The people have spoken – and they like limits on debit card swipe fees the way they are.
According to new data from the National Retail Federation (NRF), 89% of consumers want to maintain Federal Reserve limits on the fees banks charge retailers and their customers when they use a debit card to pay for purchase. In addition, 84% say swipe fees should be set on a competitive basis rather than letting credit card companies set their own fees that virtually all the banks that issue their credit and debit cards charge.
The NRF has been actively opposing a proposal from the head of the House Financial Services Committee to repeal a cap on debit card swipe fees. According to the NRF, the fees have saved consumers billions of dollars over the past five years.

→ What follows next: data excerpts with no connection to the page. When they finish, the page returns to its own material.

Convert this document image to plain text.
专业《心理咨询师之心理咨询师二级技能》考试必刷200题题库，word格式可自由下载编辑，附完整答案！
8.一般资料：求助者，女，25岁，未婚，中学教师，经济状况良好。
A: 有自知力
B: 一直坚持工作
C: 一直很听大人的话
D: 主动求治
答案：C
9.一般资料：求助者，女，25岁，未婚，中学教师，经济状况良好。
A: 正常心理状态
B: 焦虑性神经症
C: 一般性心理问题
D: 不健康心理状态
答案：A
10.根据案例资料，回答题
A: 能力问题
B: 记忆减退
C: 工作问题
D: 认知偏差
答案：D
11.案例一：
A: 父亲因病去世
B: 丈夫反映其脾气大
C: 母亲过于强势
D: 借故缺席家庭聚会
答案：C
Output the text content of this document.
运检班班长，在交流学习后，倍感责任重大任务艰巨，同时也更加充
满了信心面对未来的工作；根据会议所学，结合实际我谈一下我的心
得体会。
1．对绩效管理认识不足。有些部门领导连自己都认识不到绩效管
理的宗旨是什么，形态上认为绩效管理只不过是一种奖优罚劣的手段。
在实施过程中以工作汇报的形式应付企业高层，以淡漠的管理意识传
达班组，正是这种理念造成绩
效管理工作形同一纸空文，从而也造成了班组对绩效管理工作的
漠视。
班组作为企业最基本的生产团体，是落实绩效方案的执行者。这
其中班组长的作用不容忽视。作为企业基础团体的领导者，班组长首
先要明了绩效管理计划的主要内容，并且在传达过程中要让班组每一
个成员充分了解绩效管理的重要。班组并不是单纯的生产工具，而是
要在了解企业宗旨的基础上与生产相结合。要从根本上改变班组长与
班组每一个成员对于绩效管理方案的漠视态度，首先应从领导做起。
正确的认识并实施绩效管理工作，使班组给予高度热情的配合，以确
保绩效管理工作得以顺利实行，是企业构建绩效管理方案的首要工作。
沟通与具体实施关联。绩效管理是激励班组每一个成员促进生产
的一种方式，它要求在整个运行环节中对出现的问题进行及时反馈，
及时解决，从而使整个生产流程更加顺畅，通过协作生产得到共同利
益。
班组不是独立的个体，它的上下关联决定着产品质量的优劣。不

Since October 2011, swipe fees for debit cards issued by the nation’s largest banks have been capped at 22 cents per transaction plus 0.05% of the purchase price, or just under a quarter in most cases. Before the Fed acted, NRF data indicates the swipe fee on an average debit purchase was typically about 45 cents, but it could add $10 to $20 to the price of a large purchase like an airline ticket or big-screen TV. The NRF says the cap is still far higher than the average 4 cents the Fed estimates it costs banks to process a debit transaction.
“The truth is that the debit card swipe fee cap has been a win for consumers, retailers and the nation’s economy by sharply reducing a hidden tax collected by the banks,” Mallory Duncan, senior VP and general counsel for the NRF, said in a press release. “Repealing it would be a win for no one but the banks.”